In particular, after building the program, it will run arm-none-eabi-gdb -q -x openocd.gdb, which in turn runs all the gdb commands from openocd.gdb script
before starting an interactive gdb session:
cargo run
The gdb script, among other things, adds a breakpoint to the main function and
halts execution at the first instruction. To continue the program press c
(this will go to the main function and break), then press c again. You
should see now the debug print output in the openocd console :)

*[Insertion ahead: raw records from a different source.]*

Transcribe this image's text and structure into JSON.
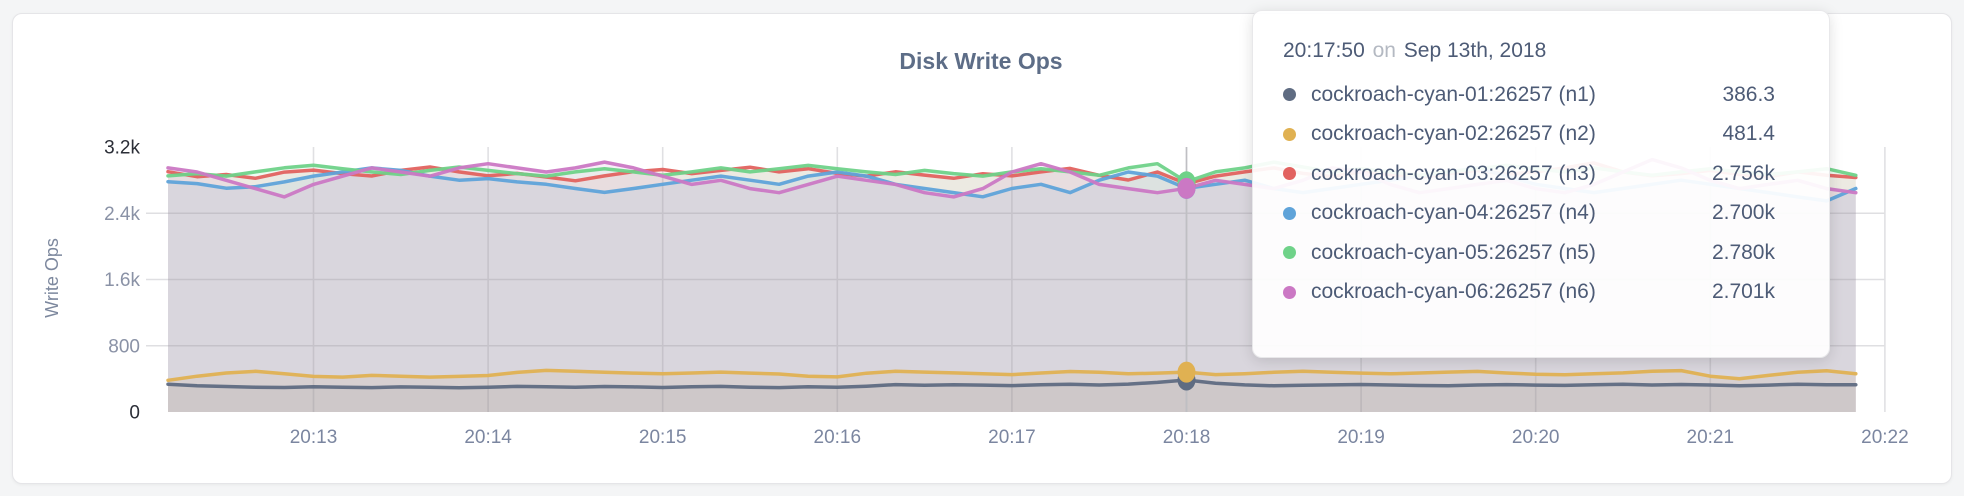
{
  "chart_data": {
    "type": "area",
    "title": "Disk Write Ops",
    "ylabel": "Write Ops",
    "xlabel": "",
    "grid": "on",
    "ylim": [
      0,
      3200
    ],
    "y_ticks": [
      {
        "label": "3.2k",
        "value": 3200
      },
      {
        "label": "2.4k",
        "value": 2400
      },
      {
        "label": "1.6k",
        "value": 1600
      },
      {
        "label": "800",
        "value": 800
      },
      {
        "label": "0",
        "value": 0
      }
    ],
    "x_ticks": [
      "20:13",
      "20:14",
      "20:15",
      "20:16",
      "20:17",
      "20:18",
      "20:19",
      "20:20",
      "20:21",
      "20:22"
    ],
    "x_start": "20:12:10",
    "x_step_seconds": 10,
    "hover_time": "20:17:50",
    "hover_index": 35,
    "series": [
      {
        "name": "cockroach-cyan-01:26257 (n1)",
        "color": "#5f6c82",
        "values": [
          336,
          318,
          308,
          300,
          296,
          304,
          299,
          295,
          303,
          298,
          294,
          300,
          309,
          304,
          299,
          308,
          303,
          296,
          305,
          309,
          299,
          295,
          304,
          300,
          312,
          331,
          322,
          330,
          325,
          319,
          329,
          334,
          326,
          337,
          358,
          386.3,
          348,
          327,
          316,
          322,
          327,
          332,
          326,
          320,
          316,
          326,
          331,
          325,
          321,
          330,
          336,
          326,
          332,
          326,
          318,
          325,
          336,
          330,
          328
        ]
      },
      {
        "name": "cockroach-cyan-02:26257 (n2)",
        "color": "#e0b152",
        "values": [
          383,
          432,
          471,
          492,
          463,
          430,
          421,
          442,
          432,
          421,
          430,
          441,
          478,
          502,
          491,
          481,
          470,
          462,
          471,
          482,
          470,
          459,
          432,
          424,
          469,
          491,
          482,
          472,
          463,
          452,
          471,
          489,
          479,
          461,
          470,
          481.4,
          452,
          462,
          479,
          491,
          481,
          470,
          461,
          471,
          482,
          490,
          471,
          456,
          450,
          462,
          472,
          491,
          500,
          432,
          402,
          442,
          481,
          498,
          462
        ]
      },
      {
        "name": "cockroach-cyan-03:26257 (n3)",
        "color": "#e2625f",
        "values": [
          2902,
          2841,
          2868,
          2822,
          2897,
          2921,
          2879,
          2850,
          2918,
          2958,
          2899,
          2852,
          2881,
          2838,
          2792,
          2851,
          2902,
          2928,
          2879,
          2918,
          2956,
          2899,
          2938,
          2881,
          2849,
          2901,
          2861,
          2822,
          2878,
          2851,
          2899,
          2941,
          2858,
          2801,
          2898,
          2756,
          2849,
          2899,
          2948,
          2881,
          2842,
          2899,
          2868,
          2832,
          2879,
          2918,
          2869,
          2899,
          2948,
          3008,
          2899,
          2852,
          2879,
          2918,
          2868,
          2841,
          2899,
          2858,
          2832
        ]
      },
      {
        "name": "cockroach-cyan-04:26257 (n4)",
        "color": "#5fa3d9",
        "values": [
          2781,
          2758,
          2702,
          2721,
          2779,
          2849,
          2898,
          2948,
          2918,
          2849,
          2799,
          2819,
          2779,
          2749,
          2699,
          2652,
          2699,
          2749,
          2799,
          2849,
          2799,
          2749,
          2849,
          2898,
          2849,
          2749,
          2699,
          2649,
          2599,
          2699,
          2749,
          2649,
          2799,
          2898,
          2849,
          2700,
          2749,
          2799,
          2699,
          2649,
          2699,
          2749,
          2799,
          2849,
          2898,
          2948,
          2849,
          2749,
          2699,
          2649,
          2699,
          2749,
          2799,
          2749,
          2699,
          2649,
          2598,
          2549,
          2699
        ]
      },
      {
        "name": "cockroach-cyan-05:26257 (n5)",
        "color": "#6fd289",
        "values": [
          2851,
          2879,
          2849,
          2899,
          2949,
          2979,
          2938,
          2899,
          2868,
          2918,
          2958,
          2918,
          2879,
          2849,
          2899,
          2938,
          2899,
          2858,
          2899,
          2948,
          2899,
          2938,
          2978,
          2938,
          2899,
          2868,
          2918,
          2879,
          2849,
          2899,
          2938,
          2899,
          2858,
          2948,
          2998,
          2780,
          2899,
          2948,
          3018,
          2958,
          2899,
          2938,
          2899,
          2858,
          2899,
          2938,
          2978,
          2938,
          2899,
          2948,
          2899,
          2858,
          2899,
          2938,
          2899,
          2868,
          2899,
          2938,
          2858
        ]
      },
      {
        "name": "cockroach-cyan-06:26257 (n6)",
        "color": "#cb78c4",
        "values": [
          2948,
          2898,
          2798,
          2698,
          2598,
          2748,
          2848,
          2948,
          2898,
          2848,
          2948,
          2998,
          2948,
          2898,
          2948,
          3018,
          2948,
          2848,
          2748,
          2798,
          2698,
          2648,
          2748,
          2848,
          2798,
          2748,
          2648,
          2598,
          2698,
          2898,
          2998,
          2898,
          2748,
          2698,
          2648,
          2701,
          2798,
          2748,
          2698,
          2798,
          2948,
          2898,
          2748,
          2648,
          2698,
          2748,
          2798,
          2698,
          2648,
          2748,
          2898,
          3048,
          2948,
          2798,
          2698,
          2748,
          2798,
          2698,
          2648
        ]
      }
    ]
  },
  "tooltip": {
    "time": "20:17:50",
    "connector": "on",
    "date": "Sep 13th, 2018",
    "rows": [
      {
        "series": 0,
        "value": "386.3"
      },
      {
        "series": 1,
        "value": "481.4"
      },
      {
        "series": 2,
        "value": "2.756k"
      },
      {
        "series": 3,
        "value": "2.700k"
      },
      {
        "series": 4,
        "value": "2.780k"
      },
      {
        "series": 5,
        "value": "2.701k"
      }
    ]
  }
}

At any point press Ctrl-C in the gdb console to pause execution and inspect
the state of the program. Add breakpoints to a line with b LINE. For more
information on how to use gdb, run man gdb. For more information about the
gdb-dashboard, see https://github.com/cyrus-and/gdb-dashboard/
You can find an example of the complete setup in the app folder.
- Rust embedded book
- Blue Pill info
- STM32F103C8 info and datasheets
- stm32f1xx-hal crate
- awesome-embedded-rust
- SSD1306 (OLED screen) crate)
- Fixed-point numbers crate (Remember that the stm32f103 doesn't have FPU)
The microcontroller is probably in a locked state and needs to be unlocked for the flash to be written:
openocd -f openocd.cfg -c "init; stm32f1x unlock 0"
Upgrade cortex-m-rt from 0.6.7 to 0.6.10 in Cargo.toml.